When David Solomon took over Goldman Sachs four years ago, he had big plans to remake the bank in his own image. Which is to say: obvious, commercial, accessible, competent and inoffensive. To do so, he’d build on the online lender Lloyd Blankfein set and up named, in what must called be the opposite of honor, for firm founder Marcus Goldman. There would be credit cards, embarrassing ads, mobile banking, more credit cards, mutual funds for the masses, bank accounts for online sellers and fintech galore.
Alas, while all of that was indeed as obvious, commercial and accessible as D.J. D-Sol’s Bahamian beats, many have proven less than competent. They’re also quite offensive to some pretty key people—Goldman’s shareholders—because not only do they not print money in the way that the parts of Goldman Solomon has consistently downplayed and degraded do, they actually accomplish the opposite.
At Goldman, pressure has been mounting on managers to tackle the consumer unit’s expenses. It became all the more acute this year, with analysts projecting profits will drop more than 40% from last year's record, prompting layoffs and reductions in bonuses.
At mid-year, the bank internally forecast that the unit’s losses would accelerate to more than $1.2 billion in 2022. That would set cumulative losses on path to exceed $4 billion.
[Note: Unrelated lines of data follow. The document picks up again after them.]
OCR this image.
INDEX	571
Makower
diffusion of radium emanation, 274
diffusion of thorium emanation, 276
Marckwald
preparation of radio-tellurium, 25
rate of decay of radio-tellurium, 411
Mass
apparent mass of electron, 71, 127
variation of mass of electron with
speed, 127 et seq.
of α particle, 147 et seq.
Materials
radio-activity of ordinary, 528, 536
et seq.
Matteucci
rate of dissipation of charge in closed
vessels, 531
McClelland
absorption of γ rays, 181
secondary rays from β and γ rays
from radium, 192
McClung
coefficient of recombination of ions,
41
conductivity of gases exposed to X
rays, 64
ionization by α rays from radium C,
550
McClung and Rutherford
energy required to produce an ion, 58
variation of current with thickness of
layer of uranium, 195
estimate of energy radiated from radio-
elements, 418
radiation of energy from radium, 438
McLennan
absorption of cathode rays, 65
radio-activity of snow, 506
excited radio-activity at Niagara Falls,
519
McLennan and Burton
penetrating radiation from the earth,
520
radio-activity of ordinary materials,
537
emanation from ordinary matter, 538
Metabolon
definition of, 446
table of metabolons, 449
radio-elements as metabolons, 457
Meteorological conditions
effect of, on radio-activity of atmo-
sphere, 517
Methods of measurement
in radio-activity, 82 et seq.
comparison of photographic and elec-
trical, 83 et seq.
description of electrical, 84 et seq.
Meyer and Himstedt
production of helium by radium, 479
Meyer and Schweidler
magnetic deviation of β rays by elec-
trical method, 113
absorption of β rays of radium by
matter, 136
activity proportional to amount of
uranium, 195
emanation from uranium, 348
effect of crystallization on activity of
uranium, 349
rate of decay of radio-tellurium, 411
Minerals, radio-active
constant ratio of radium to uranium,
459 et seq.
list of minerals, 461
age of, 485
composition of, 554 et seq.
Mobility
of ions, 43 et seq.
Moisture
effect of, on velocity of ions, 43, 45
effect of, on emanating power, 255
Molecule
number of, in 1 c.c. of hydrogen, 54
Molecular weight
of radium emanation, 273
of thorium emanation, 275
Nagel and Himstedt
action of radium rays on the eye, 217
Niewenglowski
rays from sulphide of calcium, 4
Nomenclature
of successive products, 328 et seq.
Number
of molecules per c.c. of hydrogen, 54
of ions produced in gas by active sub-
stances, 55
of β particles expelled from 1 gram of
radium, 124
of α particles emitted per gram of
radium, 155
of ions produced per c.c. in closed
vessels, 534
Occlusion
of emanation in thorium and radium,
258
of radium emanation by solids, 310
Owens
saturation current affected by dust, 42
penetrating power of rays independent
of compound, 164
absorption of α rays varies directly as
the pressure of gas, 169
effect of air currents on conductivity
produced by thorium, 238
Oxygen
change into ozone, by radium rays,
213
Rather than catering to just about anyone, Goldman will sling some of its key consumer products through its wealth-management business, augmenting what is already one of the bank’s strengths. Checking accounts, once widely expected to get a big rollout to the masses, will instead be steered toward well-to-do clients and employees at corporate partners. The same goes for the bank’s robo-adviser, known as Marcus Invest, and savings accounts.
Consumer lending is being reined in. While the bank will keep credit-card partnerships, it will be very selective about adding to the list.
If only D-Sol had been able to pull off overpaying for Wells Fargo’s asset management arm the way he did for GreenSky, perhaps none of this would be happening. (It would.) Alas, he didn’t and so his dreams of investing every American’s 401(k) are over.
The pivot in consumer banking has also accelerated discussions for Solomon’s third big reorganization of Goldman’s business lines in four years. Goldman is mulling once again combining asset-management and wealth management businesses under a reconfigured leadership team, a move that would serve to further de-emphasize the consumer business.